At my employer I was recently asked to write frontend principles which could be applied to the entire firm. This made me think about my own personal principles I've applied across employers. Below is that list of principles and an explainer for each:
When it comes to my professional work, I consider how popular and tested a piece of technology is before introducing it to my projects. This is because inevitably someone other than me will be responsible for maintaining the tool and I want to ensure it will be supported by developers and will be easy to train and hire someone to take it over.
Users need to feel that the information on the page can be trusted, and a well designed and functioning website helps convey that trust. A website with excellent content displayed in a poorly designed mess doesn't feel good and then the content gets lost. For this reason I consider the design to be a top level concern.
Similar to the above, the products should carry the same values as the brand. This will make the users attribute the brand in the products and vice-versa. It is a shame to see so many internal apps skip this step and use the default bootstrap or material design.
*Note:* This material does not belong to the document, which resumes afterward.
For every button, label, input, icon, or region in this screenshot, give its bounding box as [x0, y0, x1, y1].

This is one of the hardest balances to strike as an engineer but it is a responsibility we should take seriously. It is tempting to build for the problem that we think will arise in a future state, but then inevitably the facts change and we've wasted engineering talents on a problem that never materialized. Alternatively, it is also easy to build things too simple and find yourself with your hands tied and facing a mountain of paralysis inducing tech-debt. I think the former is more common than the latter and we should error on the side of building things as simple as possible and improve on them as we need.
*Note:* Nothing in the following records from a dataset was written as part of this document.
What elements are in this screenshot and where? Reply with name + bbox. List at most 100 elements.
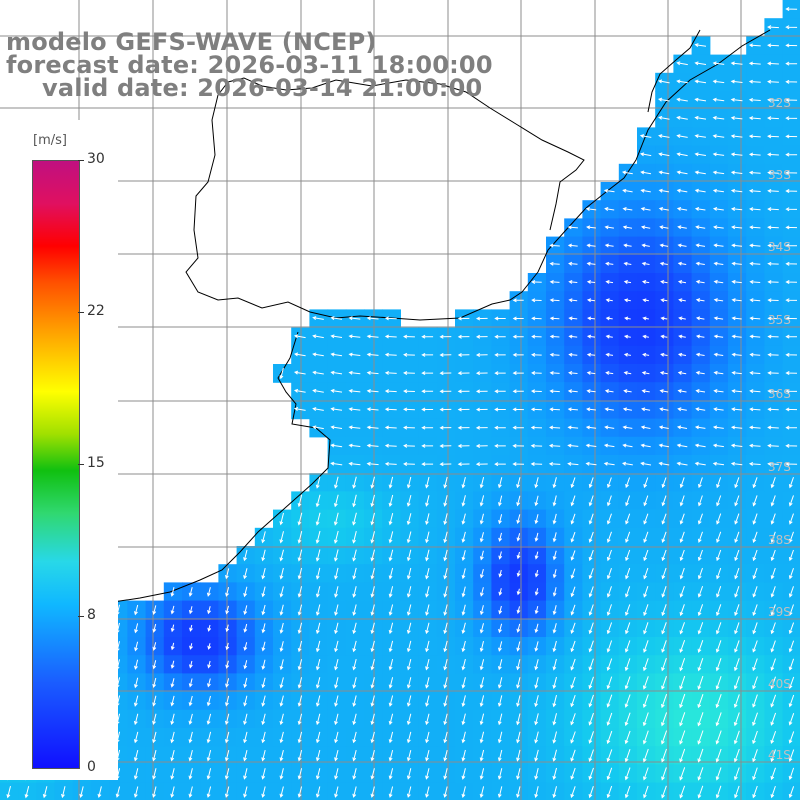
wind-arrow xyxy=(788,676,795,690)
wind-arrow xyxy=(134,677,139,689)
wind-arrow xyxy=(767,280,779,284)
wind-arrow xyxy=(406,567,412,580)
wind-arrow xyxy=(439,443,452,448)
wind-arrow xyxy=(388,512,394,526)
wind-arrow xyxy=(658,207,669,211)
wind-arrow xyxy=(749,298,761,303)
wind-arrow xyxy=(697,694,704,709)
wind-arrow xyxy=(370,768,375,780)
wind-arrow xyxy=(660,316,668,321)
lat-label: 38S xyxy=(768,533,791,547)
wind-arrow xyxy=(697,767,704,781)
wind-arrow xyxy=(770,767,776,781)
wind-arrow xyxy=(479,550,484,561)
wind-arrow xyxy=(624,658,631,672)
wind-arrow xyxy=(494,371,506,376)
rio-de-la-plata-south-coast xyxy=(0,331,331,617)
wind-arrow xyxy=(348,407,361,412)
wind-arrow xyxy=(384,443,397,448)
wind-arrow xyxy=(678,298,686,303)
wind-arrow xyxy=(297,494,303,508)
wind-arrow xyxy=(552,569,557,579)
wind-arrow xyxy=(425,768,430,780)
wind-arrow xyxy=(388,713,394,726)
wind-arrow xyxy=(694,152,706,157)
wind-arrow xyxy=(461,658,466,671)
wind-arrow xyxy=(388,658,394,671)
wind-arrow xyxy=(279,695,284,707)
wind-arrow xyxy=(788,622,795,635)
wind-arrow xyxy=(586,334,596,339)
wind-arrow xyxy=(479,605,484,616)
wind-arrow xyxy=(570,622,576,634)
wind-arrow xyxy=(333,512,339,526)
wind-arrow xyxy=(498,605,503,615)
wind-arrow xyxy=(715,622,722,635)
wind-arrow xyxy=(225,568,230,580)
wind-arrow xyxy=(406,658,412,671)
wind-arrow xyxy=(606,549,612,562)
wind-arrow xyxy=(461,476,466,489)
wind-arrow xyxy=(734,531,740,543)
wind-arrow xyxy=(552,731,557,744)
wind-arrow xyxy=(552,786,557,799)
wind-arrow xyxy=(152,695,157,707)
wind-arrow xyxy=(606,586,612,598)
wind-arrow xyxy=(549,425,561,430)
wind-arrow xyxy=(534,495,539,507)
wind-arrow xyxy=(568,280,578,284)
wind-arrow xyxy=(152,713,157,725)
wind-arrow xyxy=(734,477,740,489)
wind-arrow xyxy=(676,188,688,193)
wind-arrow xyxy=(443,658,448,671)
wind-arrow xyxy=(588,712,594,726)
wind-arrow xyxy=(261,695,266,707)
wind-arrow xyxy=(695,389,706,393)
wind-arrow xyxy=(421,425,434,430)
wind-arrow xyxy=(188,695,193,707)
wind-arrow xyxy=(716,604,722,617)
wind-arrow xyxy=(207,643,212,650)
wind-arrow xyxy=(333,530,339,544)
wind-arrow xyxy=(330,334,343,339)
wind-arrow xyxy=(695,352,705,357)
wind-arrow xyxy=(366,425,379,430)
wind-arrow xyxy=(604,425,615,430)
wind-arrow xyxy=(384,352,397,357)
wind-arrow xyxy=(384,407,397,412)
wind-arrow xyxy=(642,748,649,763)
wind-arrow xyxy=(752,495,758,507)
wind-arrow xyxy=(570,731,576,744)
wind-arrow xyxy=(552,532,557,543)
wind-arrow xyxy=(712,188,724,193)
wind-arrow xyxy=(659,407,669,412)
wind-arrow xyxy=(188,587,193,597)
wind-arrow xyxy=(348,389,361,393)
wind-arrow xyxy=(293,370,306,375)
wind-arrow xyxy=(479,513,484,525)
wind-arrow xyxy=(315,586,321,598)
wind-arrow xyxy=(624,316,631,321)
wind-arrow xyxy=(384,389,397,394)
wind-arrow xyxy=(552,713,557,726)
wind-arrow xyxy=(730,116,743,121)
wind-arrow xyxy=(643,531,649,543)
wind-arrow xyxy=(661,712,668,727)
wind-arrow xyxy=(261,531,266,544)
wind-arrow xyxy=(516,641,521,652)
wind-arrow xyxy=(293,334,306,339)
wind-arrow xyxy=(497,749,503,762)
wind-arrow xyxy=(604,389,614,394)
wind-arrow xyxy=(734,640,740,653)
wind-arrow xyxy=(516,514,521,524)
wind-arrow xyxy=(279,677,284,689)
wind-arrow xyxy=(767,316,779,321)
wind-arrow xyxy=(243,768,248,780)
wind-arrow xyxy=(642,352,650,357)
wind-arrow xyxy=(643,477,649,489)
coastline xyxy=(0,29,771,617)
wind-arrow xyxy=(734,567,740,580)
lat-label: 40S xyxy=(768,677,791,691)
wind-arrow xyxy=(643,640,649,653)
I think the frontend should try to be logic light and when possible logic should be pushed down as low as possible. If the database can maintain that logic, it should maintain that logic.
This is probably the hottest take on this list. I try to use libraries sparingly. Libraries introduce risk of code that isn't written or maintained directly by the team and it is tempting to important a library for each little problem in the app. I find this leads to a dependency web nightmare and really slows down development speed in the long term. Before installing a library, I ask myself 1) Do I NEED this library, and 2) how long I think it will be in the app and if I'm comfortable with that reality.
As I continue to progress in my career it is important I take an increased responsibility in passing my knowledge to others and having everyone writing code at a high level. The best way I've found to do this is to leave a trail of artifacts and documentation when doing my work.
I find functional design practices to be easier to test and match reality closer than building out inheritance logic.
The tools we build are for users and their feedback is critical to the success of those tools. I always try to get user feed back at every moment I can and I'm always looking for additional opportunities to receive feedback.